Mary-Claire Travers traces the educational trajectories of a group of white working-class young men who have succeeded academically and who tell her eloquently about how and why they did so. The author’s positive research and insightful analysis makes for a unique contribution to the study of social mobility and social justice. She and her participants offer policymakers, education researchers and teacher educators vital evidence-based recommendations for tackling the long-standing issue of white working-class boys’ academic underachievement.
Dr Mary-Claire Travers is an academic researcher at UCL Institute of Education.
CONTENTS: Foreword by Professor Meg Maguire; 1. An introduction; 2. Higher education for all?; 3. Early life and schooling; 4. Experiences at university; 5. A degree ... what now?; 6. Why white working-class males do not engage academically; 7. Conclusions: Drawing the study together; 8. Epilogue: Where are they now?; Afterword by Dr Bryan Cunningham
‘A truly fascinating study.
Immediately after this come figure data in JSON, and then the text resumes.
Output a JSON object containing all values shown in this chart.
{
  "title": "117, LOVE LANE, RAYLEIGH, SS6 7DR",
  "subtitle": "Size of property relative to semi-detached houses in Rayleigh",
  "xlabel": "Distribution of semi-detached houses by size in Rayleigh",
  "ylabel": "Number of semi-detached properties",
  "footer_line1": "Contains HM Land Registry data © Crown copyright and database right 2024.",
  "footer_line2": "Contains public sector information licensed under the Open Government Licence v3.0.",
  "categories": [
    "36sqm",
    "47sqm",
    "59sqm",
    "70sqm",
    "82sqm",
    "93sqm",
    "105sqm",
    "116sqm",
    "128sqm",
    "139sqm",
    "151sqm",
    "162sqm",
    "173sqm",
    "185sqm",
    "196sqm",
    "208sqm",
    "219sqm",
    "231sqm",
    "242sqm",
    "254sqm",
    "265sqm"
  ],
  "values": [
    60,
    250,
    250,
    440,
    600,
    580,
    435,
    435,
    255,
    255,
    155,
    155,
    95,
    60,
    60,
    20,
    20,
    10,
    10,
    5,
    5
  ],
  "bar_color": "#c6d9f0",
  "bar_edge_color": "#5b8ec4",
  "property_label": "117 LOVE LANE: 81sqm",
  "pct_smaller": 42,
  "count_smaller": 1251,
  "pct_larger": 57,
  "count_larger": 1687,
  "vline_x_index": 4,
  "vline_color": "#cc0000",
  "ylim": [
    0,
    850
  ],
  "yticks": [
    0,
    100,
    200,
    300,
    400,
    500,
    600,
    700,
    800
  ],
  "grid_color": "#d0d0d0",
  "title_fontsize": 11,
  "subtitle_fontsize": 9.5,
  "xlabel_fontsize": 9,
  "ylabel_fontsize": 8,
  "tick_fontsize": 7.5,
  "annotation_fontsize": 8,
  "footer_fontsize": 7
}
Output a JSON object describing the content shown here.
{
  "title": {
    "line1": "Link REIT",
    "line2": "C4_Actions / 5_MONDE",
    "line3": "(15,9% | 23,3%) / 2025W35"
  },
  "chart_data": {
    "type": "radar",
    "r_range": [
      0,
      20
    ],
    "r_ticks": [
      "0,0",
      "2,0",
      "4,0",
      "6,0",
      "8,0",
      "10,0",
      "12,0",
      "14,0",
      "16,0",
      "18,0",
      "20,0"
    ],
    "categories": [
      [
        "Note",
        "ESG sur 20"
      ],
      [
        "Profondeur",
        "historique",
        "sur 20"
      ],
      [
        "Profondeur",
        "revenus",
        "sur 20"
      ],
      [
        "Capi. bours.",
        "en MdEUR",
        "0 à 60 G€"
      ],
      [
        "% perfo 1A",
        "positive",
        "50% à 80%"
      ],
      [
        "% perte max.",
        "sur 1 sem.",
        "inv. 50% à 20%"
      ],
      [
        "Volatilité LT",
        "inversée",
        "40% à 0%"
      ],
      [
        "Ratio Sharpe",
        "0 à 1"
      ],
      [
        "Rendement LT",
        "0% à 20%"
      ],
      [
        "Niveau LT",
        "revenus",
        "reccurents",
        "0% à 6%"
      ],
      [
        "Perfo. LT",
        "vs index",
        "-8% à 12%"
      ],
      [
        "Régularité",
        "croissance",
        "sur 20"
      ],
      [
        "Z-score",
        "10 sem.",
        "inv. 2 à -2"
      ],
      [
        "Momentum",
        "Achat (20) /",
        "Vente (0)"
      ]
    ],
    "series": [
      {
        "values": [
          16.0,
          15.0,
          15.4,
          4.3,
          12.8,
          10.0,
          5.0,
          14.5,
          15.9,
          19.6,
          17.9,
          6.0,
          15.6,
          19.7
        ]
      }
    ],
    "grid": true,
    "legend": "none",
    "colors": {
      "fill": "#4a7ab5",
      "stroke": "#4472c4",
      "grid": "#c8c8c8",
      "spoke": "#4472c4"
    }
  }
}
It shows why and how individuals can make a difference, and why background is not everything. But it also should give universities pause, because how they treat students really matters - and not always in the ways that they assume.’
‘These fascinating interviews with 15 young men as they progress through their university experience suggest ways of resolving the age-old problem of under achievement by white working class boys. A must-read study.’